8.3 Notice.  All written notices under this Agreement shall be deemed to have been given if sent by email, certified or registered mail, or express courier to AscendoSoft’s or Client’s primary address as listed in this Agreement.

8.4 Severability. In the event any provision of this Agreement is held to be invalid or unenforceable, the remaining provisions of this Agreement will remain in full force and effect.

8.5 Waiver.  The waiver by either party of any default or breach of this Agreement shall not constitute a waiver of any other or subsequent default or breach.

8.6 Consent to use of Data.  Client agrees that AscendoSoft and its affiliates may collect and use technical information gathered as part of the product support services, if any, related to the Software.  AscendoSoft may use this information solely to improve our products or to provide customized services or technologies to Client and will not disclose this information in a form that personally identifies Client.

8.7 Links to Third Party Sites. AscendoSoft is not responsible for the contents of any third-party sites or services, any links contained in third-party sites or services, or any changes or updates to third-party sites or services.  AscendoSoft is providing these links and access to third-party sites and services to Client only as a convenience, and the inclusion of any link or access does not imply an endorsement by AscendoSoft of the third-party site or service.

8.8 Agreement to Backup System. Client agrees that it will be the responsibility of the Client to create periodic backups of the data and documents stored within the Software as often as the Client deems appropriate. AscendoSoft is not liable in any way for the loss of business information, data, or documents due to system or computer failure, regardless of whether the failure is caused from hardware or software malfunctions.

8.9 Export Administration.  If the Software is for use outside the United States, Client agrees to comply fully with all relevant regulations of the United States Department of Commerce and with the United States Export Administration Act to assure that the Software and media are not exported in violation of United States law.

8.10 Entire Agreement.
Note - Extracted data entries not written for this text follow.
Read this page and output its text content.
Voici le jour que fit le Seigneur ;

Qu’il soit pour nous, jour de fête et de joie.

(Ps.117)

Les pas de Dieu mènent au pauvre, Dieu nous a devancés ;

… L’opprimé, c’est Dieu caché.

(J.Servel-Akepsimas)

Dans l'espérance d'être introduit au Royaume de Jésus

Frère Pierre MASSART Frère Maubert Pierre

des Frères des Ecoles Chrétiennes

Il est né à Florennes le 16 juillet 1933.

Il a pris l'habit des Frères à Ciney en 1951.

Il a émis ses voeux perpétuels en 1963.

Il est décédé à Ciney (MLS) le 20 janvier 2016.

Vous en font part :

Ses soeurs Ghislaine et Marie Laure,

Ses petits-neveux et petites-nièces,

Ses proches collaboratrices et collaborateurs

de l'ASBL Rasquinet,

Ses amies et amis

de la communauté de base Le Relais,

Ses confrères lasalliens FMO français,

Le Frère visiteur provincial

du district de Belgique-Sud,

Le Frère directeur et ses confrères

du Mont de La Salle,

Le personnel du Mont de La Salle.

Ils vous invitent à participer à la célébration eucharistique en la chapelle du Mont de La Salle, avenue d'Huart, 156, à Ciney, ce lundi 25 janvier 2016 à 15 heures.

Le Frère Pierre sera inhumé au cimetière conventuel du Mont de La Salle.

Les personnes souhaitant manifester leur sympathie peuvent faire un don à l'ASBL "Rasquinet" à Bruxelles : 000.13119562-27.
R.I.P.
This Agreement constitutes the complete Agreement between the parties and supersedes all previous agreements or representations, written or oral, with respect to the Software specified herein.  This Agreement may not be modified or amended except in writing signed by a duly authorized representative of each party.

8.11  Transfer and Assignment.  Client shall not sell, transfer or assign any right or obligation hereunder without the prior written consent of AscendoSoft in each instance.

8.12  Force Majeure.  Neither party shall be in default of the terms hereof if a breach is due to a natural calamity, act of government, or similar cause beyond the control of such party; provided, however, that should such force majeure endure for more than ninety (90) days, the non-breaching party may terminate this Agreement, at its election, subject to Section 5.

8.13  Survival.  Sections III, IV, 6.2, 6.3, VII, and VIII shall survive any partial or complete termination or expiration of this Agreement.